New York State has budgeted $229 billion for their modifications to infrastructure but will need plenty more when suits start to fly relative to excessive government overreach and prohibition of freedoms relative to choice. While the taxpayers will be stuck paying these undue costs, housing prices will increase dramatically with the need for heat pumps rather than traditional furnaces. As more and more fossil fuel plants are shut down, electrical rates are expected to sky-rocket which, like Britain, will likely entail government subsidies and subsequent additional burdens on the taxpayer.

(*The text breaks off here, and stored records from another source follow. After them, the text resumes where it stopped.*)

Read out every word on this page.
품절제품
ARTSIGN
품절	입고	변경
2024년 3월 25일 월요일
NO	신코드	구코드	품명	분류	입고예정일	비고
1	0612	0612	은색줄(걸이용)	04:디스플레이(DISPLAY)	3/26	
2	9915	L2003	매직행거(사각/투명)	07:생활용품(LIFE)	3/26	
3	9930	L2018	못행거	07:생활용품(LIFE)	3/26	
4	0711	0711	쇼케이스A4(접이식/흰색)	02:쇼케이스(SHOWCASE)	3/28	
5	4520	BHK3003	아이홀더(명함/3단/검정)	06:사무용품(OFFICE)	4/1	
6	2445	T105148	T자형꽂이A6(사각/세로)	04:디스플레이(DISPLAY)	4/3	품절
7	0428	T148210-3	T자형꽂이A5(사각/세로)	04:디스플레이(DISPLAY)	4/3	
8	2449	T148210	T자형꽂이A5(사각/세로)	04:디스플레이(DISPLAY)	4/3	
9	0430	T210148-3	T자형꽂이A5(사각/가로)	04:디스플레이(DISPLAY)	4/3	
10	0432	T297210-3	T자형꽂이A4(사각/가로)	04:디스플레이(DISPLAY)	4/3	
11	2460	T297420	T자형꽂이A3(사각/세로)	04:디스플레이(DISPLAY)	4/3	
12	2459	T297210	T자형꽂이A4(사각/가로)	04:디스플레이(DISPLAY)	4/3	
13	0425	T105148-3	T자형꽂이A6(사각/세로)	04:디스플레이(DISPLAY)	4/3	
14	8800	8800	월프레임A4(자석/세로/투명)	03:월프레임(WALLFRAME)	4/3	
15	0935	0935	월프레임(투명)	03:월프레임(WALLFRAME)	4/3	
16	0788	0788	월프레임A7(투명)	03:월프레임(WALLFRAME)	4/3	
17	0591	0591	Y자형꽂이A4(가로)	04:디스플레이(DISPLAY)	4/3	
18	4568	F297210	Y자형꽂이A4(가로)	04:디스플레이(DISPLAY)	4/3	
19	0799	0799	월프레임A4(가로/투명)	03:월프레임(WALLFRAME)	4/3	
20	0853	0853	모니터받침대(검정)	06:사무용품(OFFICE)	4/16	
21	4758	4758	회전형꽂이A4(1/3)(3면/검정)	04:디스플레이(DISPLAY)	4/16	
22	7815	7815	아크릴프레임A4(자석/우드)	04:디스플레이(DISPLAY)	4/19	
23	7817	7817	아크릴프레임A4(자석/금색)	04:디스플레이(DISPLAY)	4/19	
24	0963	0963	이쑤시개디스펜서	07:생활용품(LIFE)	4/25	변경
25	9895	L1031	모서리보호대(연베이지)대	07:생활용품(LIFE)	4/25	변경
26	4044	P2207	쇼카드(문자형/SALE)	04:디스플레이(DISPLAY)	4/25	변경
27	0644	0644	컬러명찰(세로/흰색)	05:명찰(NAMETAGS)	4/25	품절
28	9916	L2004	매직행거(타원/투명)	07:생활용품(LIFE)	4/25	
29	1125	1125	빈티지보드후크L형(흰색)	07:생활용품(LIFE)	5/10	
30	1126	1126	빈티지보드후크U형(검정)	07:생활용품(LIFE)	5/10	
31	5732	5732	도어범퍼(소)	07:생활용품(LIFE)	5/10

Furthermore, the measure does not necessarily reduce the need for fossil fuel piping since manufacturing facilities, restaurants, hospitals, and carwashes are all exempt from the gas ban. As these and other needless, anti-human policies begin to take hold one of the best businesses to have in New York State will be a U-Haul rental business - more and more people will be heading for Florida.
Ironically the story cites, “Advocates are also eyeing Chicago, where the heavily blue city recently elected a liberal mayor”. I think that is rather a pointless assertion simply because, according to ‘Ballotpedia’, The Encyclopedia of American Politics, “For the first 90 years during which Chicago had a mayor, voters elected mayors from a variety of parties; Democrats, Republicans, Whigs and more all held the city's top position. That changed after 1927, the year Chicagoans elected their last non-Democratic mayor for at least 90 years”.
The website “Learning for Justice” cites, “In theory, every citizen has a voice at the ballot box. But the principle of majority rule means that some voices don’t get heard. At various times in our history, lack of minority representation in government has allowed the majority to abuse minority rights”. In some cases, in a democracy, there should be a majority rule with minority rights, especially when conditions, situations, and humanity warrant. This may just be one such matter.